OutputCalibrationStore (src/helpers/calibration-store.ts)

Section titled “OutputCalibrationStore (src/helpers/calibration-store.ts)”

Backed by the Persistence interface from src/plugins/persistence/types.ts (same get/set/list interface used by the cache and context subsystems).

OUTPUT_CALIBRATION_KEY_PREFIX + provider/model#bucket
// e.g. "output-calibration:anthropic/claude-3-5-sonnet-20241022#2000-8000"

inputBucketLabel(inputTokens): maps to one of five labels.
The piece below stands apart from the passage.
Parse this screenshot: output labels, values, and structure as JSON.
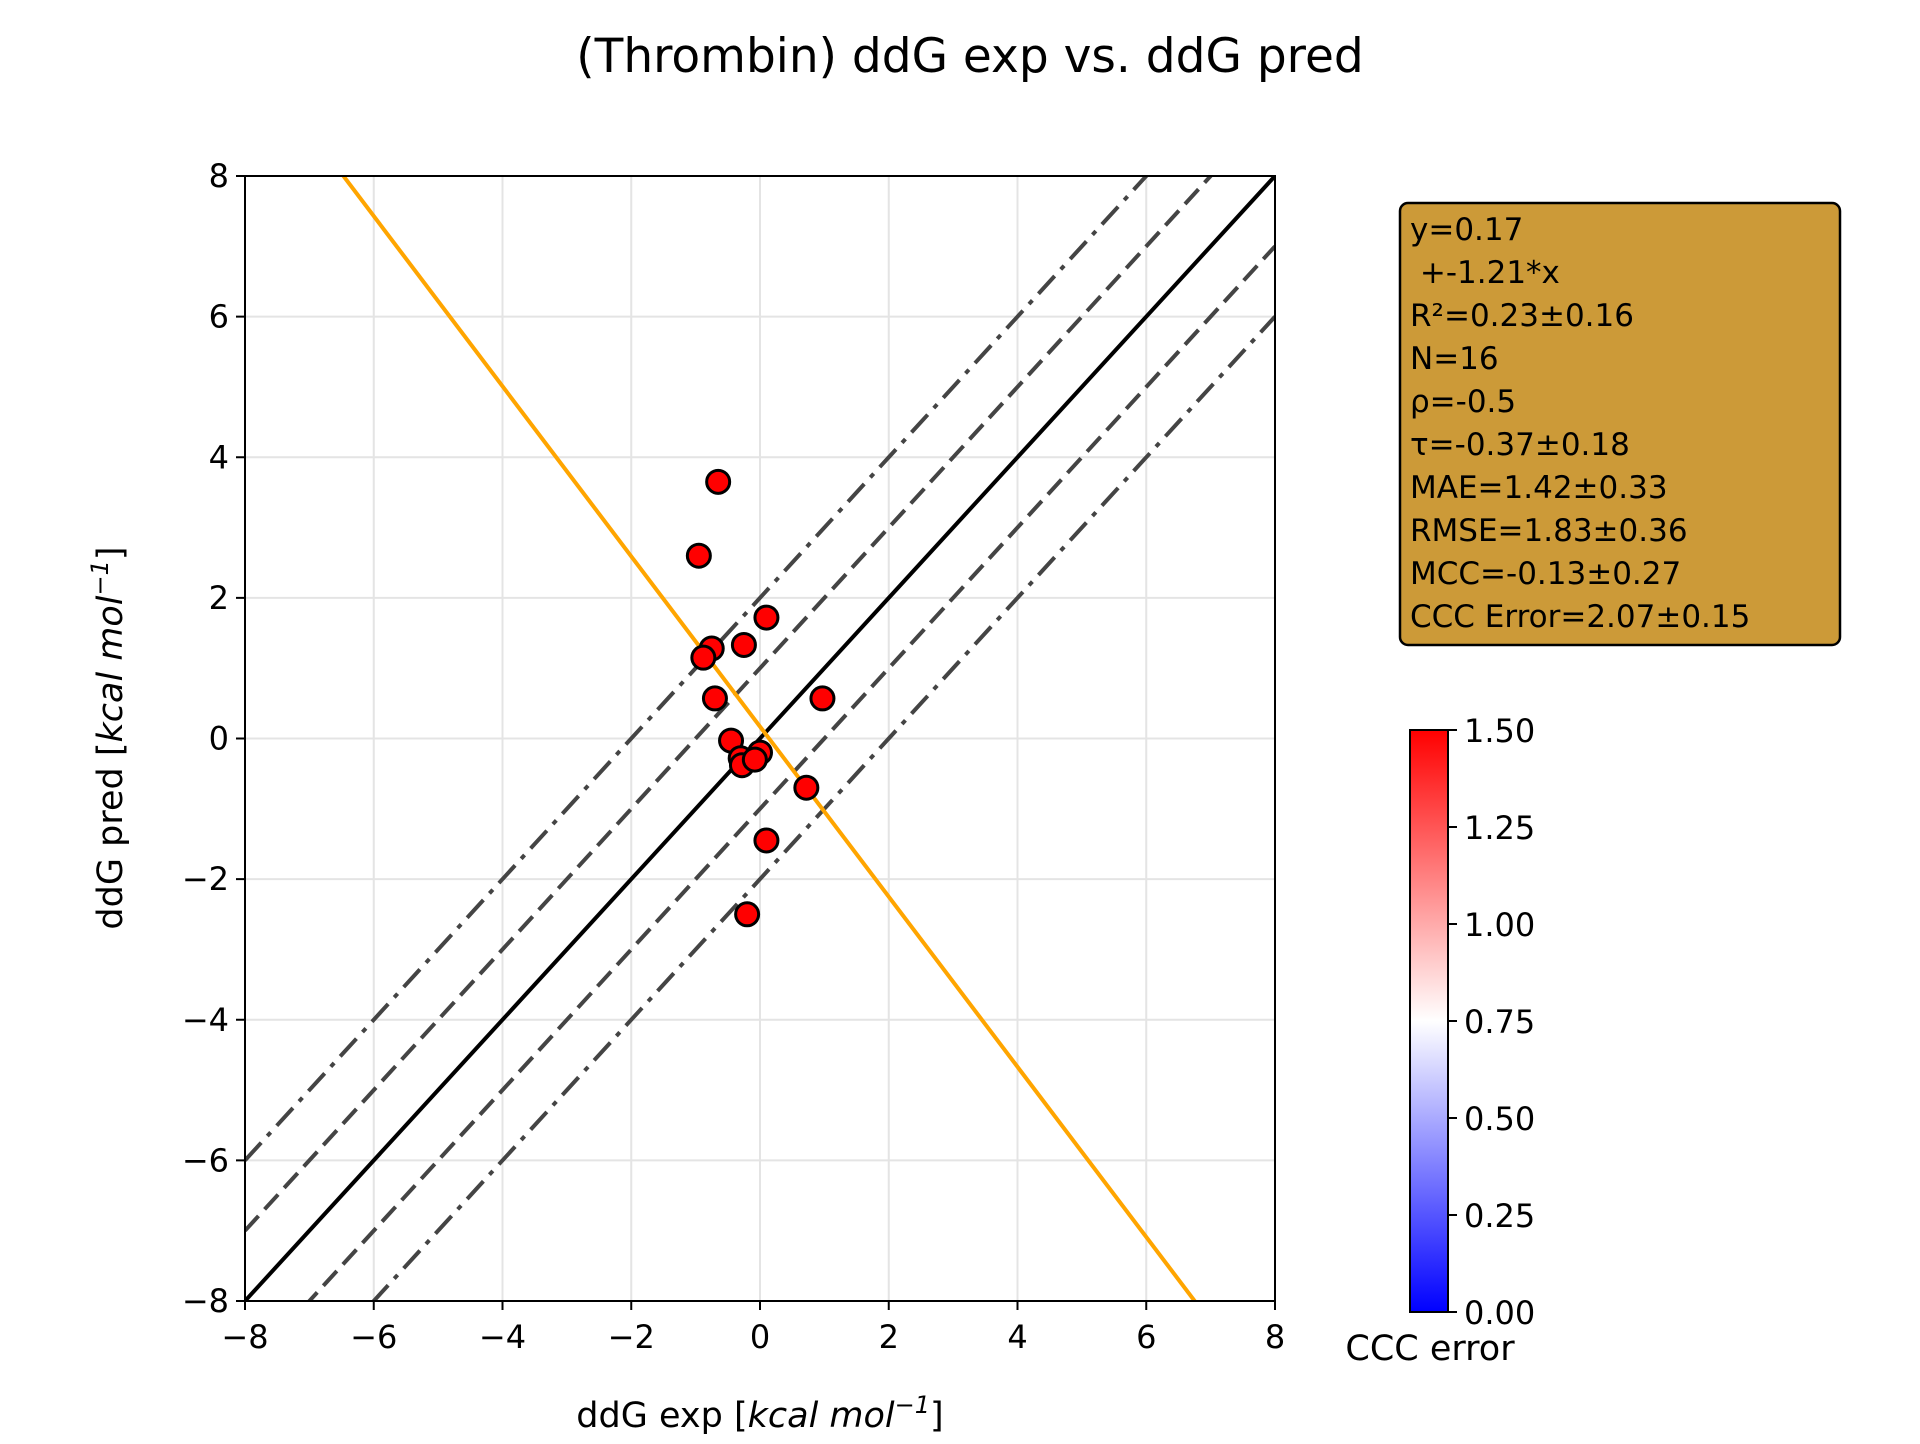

INPUT_SIZE_BUCKET_EDGES = [500, 2000, 8000, 32000]:

  • "0-500", "500-2000", "2000-8000", "8000-32000", "32000+"
interface OutputCalibrationEntry {
key: string;
ewmaMean: number; // EWMA-smoothed mean of observed output tokens
histogram: number[]; // P90_HISTOGRAM_BIN_COUNT = 32 bins
count: number; // total observations recorded
lastUpdated: number;
}
P90_HISTOGRAM_BIN_WIDTH = 256 // tokens per bin

Bin index: Math.min(Math.floor(outputTokens / 256), 31) — clamped to 31 (captures all output >= 7936 tokens in the last bin).
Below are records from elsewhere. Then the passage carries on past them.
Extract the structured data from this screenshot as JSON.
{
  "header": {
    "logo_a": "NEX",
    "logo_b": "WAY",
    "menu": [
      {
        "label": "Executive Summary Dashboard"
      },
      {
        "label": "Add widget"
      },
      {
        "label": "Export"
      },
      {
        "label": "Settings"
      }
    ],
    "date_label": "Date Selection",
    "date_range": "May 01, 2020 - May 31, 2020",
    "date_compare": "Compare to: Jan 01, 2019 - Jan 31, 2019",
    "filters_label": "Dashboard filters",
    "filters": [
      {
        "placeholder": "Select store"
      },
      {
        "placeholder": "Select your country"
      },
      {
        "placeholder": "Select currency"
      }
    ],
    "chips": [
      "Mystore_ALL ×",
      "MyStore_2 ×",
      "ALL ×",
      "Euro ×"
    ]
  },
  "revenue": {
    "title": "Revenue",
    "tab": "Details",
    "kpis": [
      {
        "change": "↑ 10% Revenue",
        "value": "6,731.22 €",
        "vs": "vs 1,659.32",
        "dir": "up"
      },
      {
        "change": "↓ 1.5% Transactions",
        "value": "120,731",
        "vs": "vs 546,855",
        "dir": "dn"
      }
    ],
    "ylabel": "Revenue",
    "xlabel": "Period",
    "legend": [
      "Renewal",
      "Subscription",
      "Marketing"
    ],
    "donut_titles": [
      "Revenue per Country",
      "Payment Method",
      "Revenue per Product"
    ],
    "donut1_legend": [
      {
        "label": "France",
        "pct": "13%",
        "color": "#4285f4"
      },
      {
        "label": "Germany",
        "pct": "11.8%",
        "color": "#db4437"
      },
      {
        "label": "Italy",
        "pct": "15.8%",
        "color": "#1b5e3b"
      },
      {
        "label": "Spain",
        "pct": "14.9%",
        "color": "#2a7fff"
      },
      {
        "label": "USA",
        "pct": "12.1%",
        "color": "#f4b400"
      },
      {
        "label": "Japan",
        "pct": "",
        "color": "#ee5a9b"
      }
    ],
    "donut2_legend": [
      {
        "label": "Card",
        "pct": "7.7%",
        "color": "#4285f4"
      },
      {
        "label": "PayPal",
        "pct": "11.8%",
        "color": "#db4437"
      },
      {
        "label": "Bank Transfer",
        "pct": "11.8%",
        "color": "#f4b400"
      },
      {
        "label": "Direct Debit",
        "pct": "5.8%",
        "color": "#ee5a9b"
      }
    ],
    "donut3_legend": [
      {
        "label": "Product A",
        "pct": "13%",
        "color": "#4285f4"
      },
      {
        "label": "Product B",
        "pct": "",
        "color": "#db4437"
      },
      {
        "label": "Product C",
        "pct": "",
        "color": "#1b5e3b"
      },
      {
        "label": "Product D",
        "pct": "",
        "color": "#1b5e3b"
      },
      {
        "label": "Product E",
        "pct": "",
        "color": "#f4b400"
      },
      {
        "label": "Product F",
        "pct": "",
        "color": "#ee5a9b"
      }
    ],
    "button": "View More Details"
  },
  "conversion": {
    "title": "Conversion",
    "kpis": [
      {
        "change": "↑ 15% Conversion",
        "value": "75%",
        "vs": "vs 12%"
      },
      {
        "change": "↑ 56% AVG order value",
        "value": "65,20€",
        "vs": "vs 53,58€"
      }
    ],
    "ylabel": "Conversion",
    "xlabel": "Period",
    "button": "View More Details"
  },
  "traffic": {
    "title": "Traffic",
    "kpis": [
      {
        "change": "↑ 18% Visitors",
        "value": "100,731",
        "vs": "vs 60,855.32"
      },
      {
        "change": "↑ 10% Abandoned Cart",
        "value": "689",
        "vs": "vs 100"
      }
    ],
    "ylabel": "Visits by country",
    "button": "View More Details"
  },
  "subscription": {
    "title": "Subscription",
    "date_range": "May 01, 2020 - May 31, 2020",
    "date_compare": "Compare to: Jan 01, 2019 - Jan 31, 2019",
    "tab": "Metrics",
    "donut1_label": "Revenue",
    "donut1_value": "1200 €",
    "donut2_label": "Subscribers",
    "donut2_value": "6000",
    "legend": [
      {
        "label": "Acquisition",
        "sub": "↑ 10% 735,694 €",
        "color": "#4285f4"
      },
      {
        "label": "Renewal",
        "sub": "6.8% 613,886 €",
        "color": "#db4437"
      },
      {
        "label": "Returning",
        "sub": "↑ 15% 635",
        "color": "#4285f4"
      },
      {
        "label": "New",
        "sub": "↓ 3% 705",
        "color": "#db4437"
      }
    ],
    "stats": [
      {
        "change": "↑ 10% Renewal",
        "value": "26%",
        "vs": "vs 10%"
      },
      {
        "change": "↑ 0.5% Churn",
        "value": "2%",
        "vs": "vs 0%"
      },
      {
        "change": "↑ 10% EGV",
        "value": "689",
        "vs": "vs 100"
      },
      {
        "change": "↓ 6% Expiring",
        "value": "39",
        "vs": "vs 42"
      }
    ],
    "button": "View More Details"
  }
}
  1. Resolve calibration key and load or initialize the entry.
  2. EWMA update: ewmaMean = alpha * outputTokens + (1 - alpha) * existing.ewmaMean. CALIBRATION_EWMA_ALPHA = 0.15.
  3. histogram[binIndex] += 1; count += 1.
  4. Persist via persistence.set(key, entry).

histogramQuantile(histogram, quantile) — p90

Section titled “histogramQuantile(histogram, quantile) — p90”
  1. Sum all bin counts (total).
  2. Target = Math.ceil(quantile * total) where CALIBRATION_HIGH_QUANTILE = 0.9.
  3. Walk bins from 0 upward accumulating until cumulative >= target.
  4. Return center of target bin: (binIndex + 0.5) * 256.

p90(entry): returns histogramQuantile(entry.histogram, 0.9). get(provider, model, inputTokens): returns null if entry is missing; callers in Estimator check entry.count < 5 before using calibration.

  • computeCost step 1 is exclusive: if extractProviderCost returns a value (even $0 for a free model), steps 2-4 are skipped entirely. The provider cost is authoritative.
  • pricingTier vs serviceTier: usage.serviceTier is the provider’s raw tier name in the response. usage.pricingTier is what the SDK maps it to for catalog lookup. LLMClient does the mapping in parseResponse.
  • Budget action:'stop' is not immediate: AgentLoop.stop() sets a flag; the loop checks it at the top of the next iteration. Mid-step execution completes first.
  • Calibration requires >= 5 EWMA observations: p90() returns undefined below this threshold; Estimator.applyCalibratedBounds skips calibration and returns the raw (uncalibrated) estimate unchanged.
  • loadProviderDefaults() is idempotent: repeated calls re-register the same models; set() overwrites if the model already exists.
  • estimate() throws on unknown models: callers must either handle UnknownModelError or ensure the model is registered before calling.
  • Alias resolution in the cost path: CostCollector receives modelId from CompletionResponse.modelId, which provider adapters set to the canonical ID. catalog.get() with the canonical ID finds it directly; no alias lookup needed in the cost path.
  • Honest-zero applies in calculateCost, not computeCost: the fallback to estimatedInputTokens happens inside calculateCost (step 2). If step 1 short-circuits, estimatedInputTokens is never consulted.